Pour les outils arrêtons-nous là et continuons par la description des objets et des meubles des dynastie égyptiennes, commençant par l'ancien empire qui eut son centre sur les bords du Nil vers Memphis, où furent construites les premières pyramides dans lesquelles on retrouve beaucoup d'objets de cette époque.

La civilisation s'accentuant, les égyptiens remontèrent le fleuve, et le moyen empire eut son centre vers Thèbes. On y découvrit l'obélisque qui est sur la place de la Concorde à Paris et celui qui est sur le quai à Londres. (Travail d'ensemble, beau à sa source et dans son climat ; que la civilisation meurtrière des européens emporte de force pour le mettre par morceau isolé, comme un chien dans un jeu de quilles, sur une place moderne d'un tout autre style). À Thèbes on mit à jour des palais et des tombeaux des rois du genre artistique égyptien qui aujourd'hui étonne notre imagination, on découvrit des trônes et des sièges en bois incrustés de bronze et d'ivoire.

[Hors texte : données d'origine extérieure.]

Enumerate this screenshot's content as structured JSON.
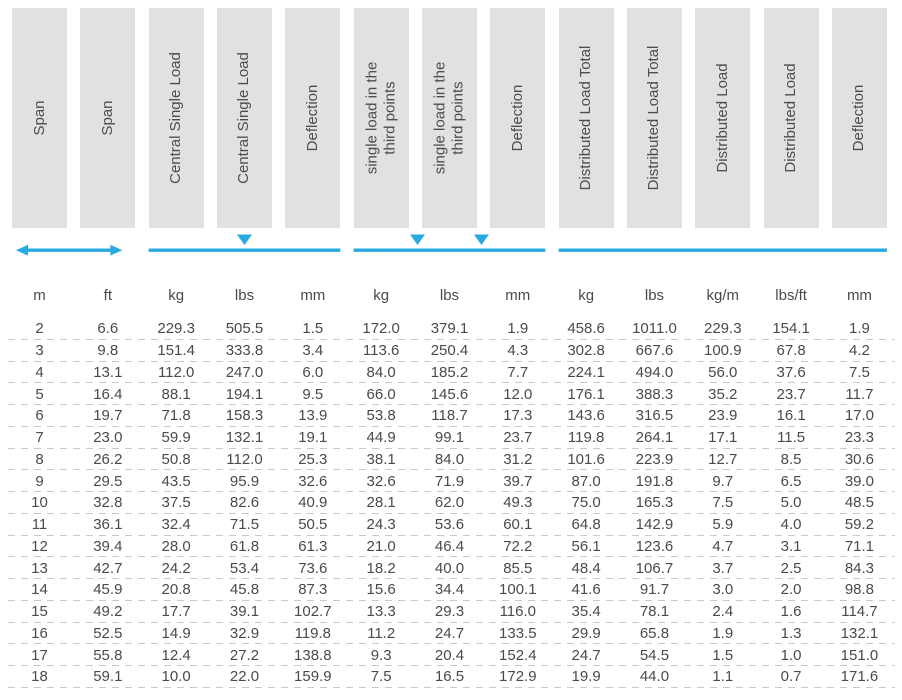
{
  "colors": {
    "accent": "#29a9e1",
    "band_bg": "#e2e1df",
    "header_text": "#4d4d4f",
    "body_text": "#4a4a4d",
    "separator": "#c9c9c9",
    "background": "#ffffff"
  },
  "table": {
    "headers": [
      "Span",
      "Span",
      "Central Single Load",
      "Central Single Load",
      "Deflection",
      "single load in the\nthird points",
      "single load in the\nthird points",
      "Deflection",
      "Distributed Load Total",
      "Distributed Load Total",
      "Distributed Load",
      "Distributed Load",
      "Deflection"
    ],
    "units": [
      "m",
      "ft",
      "kg",
      "lbs",
      "mm",
      "kg",
      "lbs",
      "mm",
      "kg",
      "lbs",
      "kg/m",
      "lbs/ft",
      "mm"
    ],
    "groups": [
      {
        "name": "span",
        "start": 0,
        "end": 1,
        "indicator": "double-arrow"
      },
      {
        "name": "central-single-load",
        "start": 2,
        "end": 4,
        "indicator": "beam-center-load"
      },
      {
        "name": "single-load-third-points",
        "start": 5,
        "end": 7,
        "indicator": "beam-third-point-loads"
      },
      {
        "name": "distributed-load",
        "start": 8,
        "end": 12,
        "indicator": "beam-distributed"
      }
    ],
    "rows": [
      [
        "2",
        "6.6",
        "229.3",
        "505.5",
        "1.5",
        "172.0",
        "379.1",
        "1.9",
        "458.6",
        "1011.0",
        "229.3",
        "154.1",
        "1.9"
      ],
      [
        "3",
        "9.8",
        "151.4",
        "333.8",
        "3.4",
        "113.6",
        "250.4",
        "4.3",
        "302.8",
        "667.6",
        "100.9",
        "67.8",
        "4.2"
      ],
      [
        "4",
        "13.1",
        "112.0",
        "247.0",
        "6.0",
        "84.0",
        "185.2",
        "7.7",
        "224.1",
        "494.0",
        "56.0",
        "37.6",
        "7.5"
      ],
      [
        "5",
        "16.4",
        "88.1",
        "194.1",
        "9.5",
        "66.0",
        "145.6",
        "12.0",
        "176.1",
        "388.3",
        "35.2",
        "23.7",
        "11.7"
      ],
      [
        "6",
        "19.7",
        "71.8",
        "158.3",
        "13.9",
        "53.8",
        "118.7",
        "17.3",
        "143.6",
        "316.5",
        "23.9",
        "16.1",
        "17.0"
      ],
      [
        "7",
        "23.0",
        "59.9",
        "132.1",
        "19.1",
        "44.9",
        "99.1",
        "23.7",
        "119.8",
        "264.1",
        "17.1",
        "11.5",
        "23.3"
      ],
      [
        "8",
        "26.2",
        "50.8",
        "112.0",
        "25.3",
        "38.1",
        "84.0",
        "31.2",
        "101.6",
        "223.9",
        "12.7",
        "8.5",
        "30.6"
      ],
      [
        "9",
        "29.5",
        "43.5",
        "95.9",
        "32.6",
        "32.6",
        "71.9",
        "39.7",
        "87.0",
        "191.8",
        "9.7",
        "6.5",
        "39.0"
      ],
      [
        "10",
        "32.8",
        "37.5",
        "82.6",
        "40.9",
        "28.1",
        "62.0",
        "49.3",
        "75.0",
        "165.3",
        "7.5",
        "5.0",
        "48.5"
      ],
      [
        "11",
        "36.1",
        "32.4",
        "71.5",
        "50.5",
        "24.3",
        "53.6",
        "60.1",
        "64.8",
        "142.9",
        "5.9",
        "4.0",
        "59.2"
      ],
      [
        "12",
        "39.4",
        "28.0",
        "61.8",
        "61.3",
        "21.0",
        "46.4",
        "72.2",
        "56.1",
        "123.6",
        "4.7",
        "3.1",
        "71.1"
      ],
      [
        "13",
        "42.7",
        "24.2",
        "53.4",
        "73.6",
        "18.2",
        "40.0",
        "85.5",
        "48.4",
        "106.7",
        "3.7",
        "2.5",
        "84.3"
      ],
      [
        "14",
        "45.9",
        "20.8",
        "45.8",
        "87.3",
        "15.6",
        "34.4",
        "100.1",
        "41.6",
        "91.7",
        "3.0",
        "2.0",
        "98.8"
      ],
      [
        "15",
        "49.2",
        "17.7",
        "39.1",
        "102.7",
        "13.3",
        "29.3",
        "116.0",
        "35.4",
        "78.1",
        "2.4",
        "1.6",
        "114.7"
      ],
      [
        "16",
        "52.5",
        "14.9",
        "32.9",
        "119.8",
        "11.2",
        "24.7",
        "133.5",
        "29.9",
        "65.8",
        "1.9",
        "1.3",
        "132.1"
      ],
      [
        "17",
        "55.8",
        "12.4",
        "27.2",
        "138.8",
        "9.3",
        "20.4",
        "152.4",
        "24.7",
        "54.5",
        "1.5",
        "1.0",
        "151.0"
      ],
      [
        "18",
        "59.1",
        "10.0",
        "22.0",
        "159.9",
        "7.5",
        "16.5",
        "172.9",
        "19.9",
        "44.0",
        "1.1",
        "0.7",
        "171.6"
      ]
    ]
  }
}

Enfin, le nouvel empire qui fut celui de la décadence de ce grand pays fut centralisé dans le delta formé par l'embouchure du Nil.

On comparera combien notre pauvre société est relativement en retard, en voyant où en étaient arrivés les égyptiens adorateurs du Soleil, ce qui n'était pas inférieur à l'adoration d'un dieu suprême, et puisse cette description faire sentir à/chacun l'amour qUI) nous ressentirons pour le grand et le beau, quand nous ne voudrons plus être des esclaves.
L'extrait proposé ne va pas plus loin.